The Road director Arun Vaseegaran avoids the usual pitfalls of a heroine-led movie and writes a solid antagonist with a backstory. Subha J Rao reviews.
THERE’s a cardinal rule in commercial filmmaking — if you want your protagonist to shine, write an antagonist worth their time and effort. If it is a female protagonist, invest some more time, so that no conflict appears too easy, too contrived. Arun has learnt that lesson well.
So, you understand why Meera (an effective Trisha, who as always aces those small reactions that flit across her face) goes after the people who bring her life to a grinding halt. Arun creates in writer-researcher Meera a loving wife to Anand (a pleasant Santhosh Pratap), and mother to Kawin. Even if some of the mother-son interactions seem cheesy, they don’t irritate you. You feel the love Meera has for her wildlife photographer husband, and the chemistry they share. And you just know that she will go out and look for answers.
Arun, however, invests a lot in selling you lecturer Maya (a lovely, lovely Shabeer whose graceful movements still remind you of Sarpatta Parambarai’s Dancing Rose). A youth from an agrarian background is wrongly accused by a student of sexual harassment and sacked, and every single door closes. When he finally decides to end it all, a new path he never meant to step into opens up. That path turns out to be a death knell for those targeted and innocent passersby who are collateral damage. You feel empathy for what Maya once was and what he lost. But that vanishes the minute you figure what he does.

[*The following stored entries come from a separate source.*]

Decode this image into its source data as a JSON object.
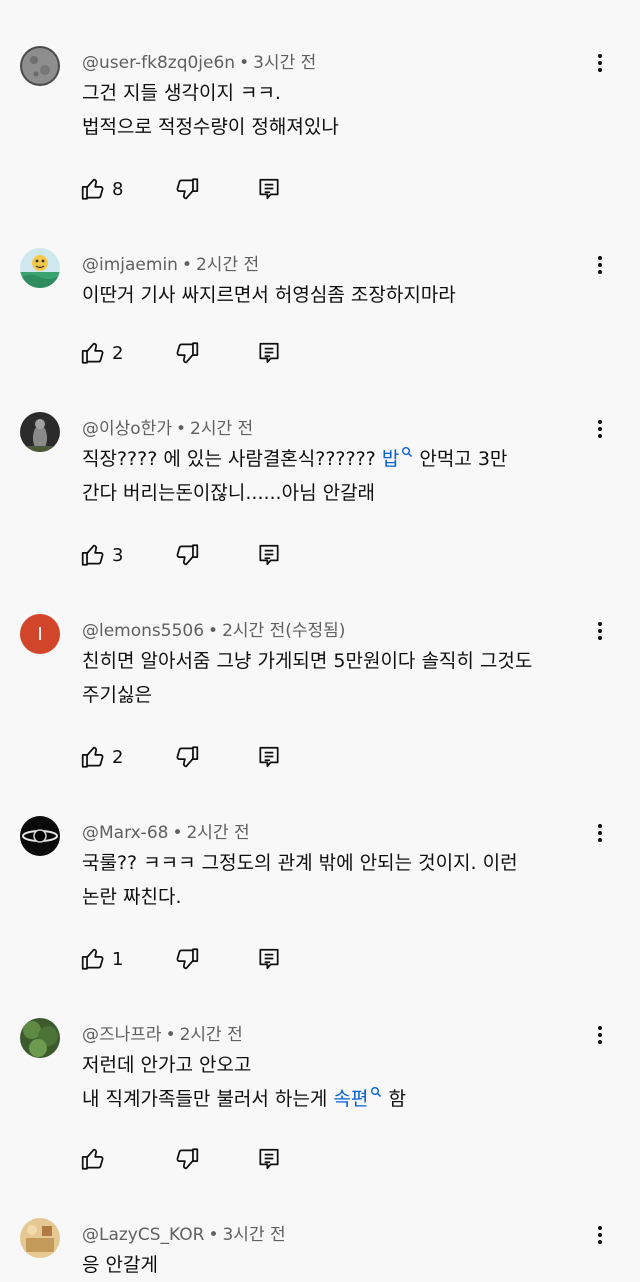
{
  "comments": [
    {
      "author": "@user-fk8zq0je6n",
      "time": "3시간 전",
      "lines": [
        "그건 지들 생각이지 ㅋㅋ.",
        "법적으로 적정수량이 정해져있나"
      ],
      "likes": "8"
    },
    {
      "author": "@imjaemin",
      "time": "2시간 전",
      "lines": [
        "이딴거 기사 싸지르면서 허영심좀 조장하지마라"
      ],
      "likes": "2"
    },
    {
      "author": "@이상o한가",
      "time": "2시간 전",
      "line1_a": "직장????  에 있는 사람결혼식??????",
      "line1_link": "밥",
      "line1_b": "안먹고 3만",
      "line2": "간다 버리는돈이잖니......아님 안갈래",
      "likes": "3"
    },
    {
      "author": "@lemons5506",
      "time": "2시간 전(수정됨)",
      "avatar_letter": "I",
      "lines": [
        "친히면 알아서줌 그냥 가게되면 5만원이다 솔직히 그것도",
        "주기싫은"
      ],
      "likes": "2"
    },
    {
      "author": "@Marx-68",
      "time": "2시간 전",
      "lines": [
        "국룰?? ㅋㅋㅋ 그정도의 관계 밖에 안되는 것이지. 이런",
        "논란 짜친다."
      ],
      "likes": "1"
    },
    {
      "author": "@즈나프라",
      "time": "2시간 전",
      "line1": "저런데 안가고 안오고",
      "line2_a": "내 직계가족들만 불러서 하는게",
      "line2_link": "속편",
      "line2_b": "함",
      "likes": ""
    },
    {
      "author": "@LazyCS_KOR",
      "time": "3시간 전",
      "lines": [
        "응 안갈게"
      ],
      "likes": ""
    }
  ],
  "colors": {
    "link": "#065fd4",
    "meta": "#606060",
    "lemons_avatar": "#d1452b"
  },
  "icons": [
    "thumbs-up-icon",
    "thumbs-down-icon",
    "reply-icon",
    "more-vertical-icon",
    "search-icon"
  ]
}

Kudos to Arun for not glorifying or demonising any character. Everyone does what they do because of their circumstances and he does not stand in judgement. Neither do you. However, on the flipside, you don’t invest enough in people and there’s little space for emotions. It’s a cold, dark world out there.
While you understand why Meera goes after those responsible for her family’s death, Arun falters in giving her an air-tight reason to escape from every attack she faces. Meera is fragile, not particularly the martial arts kind, and even if she takes some blows (you flinch when she’s hit on the stomach) and gets choked, she ultimately knows to strike back.
Even if you buy everything else the film tells you to, you wonder why two women friends (Mia George is as effective as she always is) would saunter into a place known to be dangerous without letting anyone know or taking help along. And, why would a constable (the late MS Bhaskar) accompany a woman who is out to investigate something sinister, without letting his boss know?
Semmalar Annam, a fabulous actor who plays the head of a roadside dacoit gang in this film, needs better roles other than those that force her into a zone where she’s either an underprivileged person or someone who revels in the dark zone.
Despite all of this, the film does stay engaging and that’s because Arun keeps a tight leash on the proceedings. The film deals with something we have always heard of, and possibly never thought much about. Road accidents where entire families or marriage parties perish, accidents where the jewellery and money in a vehicle go missing. Steady drivers losing control of their vehicles. The Road shows you what might have happened. It focuses the spotlight on those left behind with no answers — it is also a commentary on how the cops sometimes turn a blind eye to what might have happened in favour of dealing with what’s in front of them and closing a case.
The Road is, by far, Trisha’s best outing in a heroine-led movie, because it does not turn her into a superwoman who can do no wrong. Instead, her vulnerability and ability to connect the dots saves her skin more than once.
I’m quite looking forward to seeing how Shabeer is used by the industry going forward. He has great screen presence, and can be subtle and full of swag.
The movie flits between day and night and is set in not-very-picturesque terrain, captured well by KG Venkatesh. The rocks and arid region tell a story of their own. As does Sam CS’ background score, which lets silence speak too.
Arun throws in some details that are telling: For instance, Maya weeps on a milekal (milestone) with the name of the village Nesanadhi (river of love) — soon after unfairly becoming the object of many people’s hate!
The movie, edited by AR Sivaraj, is also a warning. That people who’ve been pushed to the wall can swing either way, and when they choose the wrong path, there’s no stopping them. Once they smell money, that road can lead to literal hell. For others.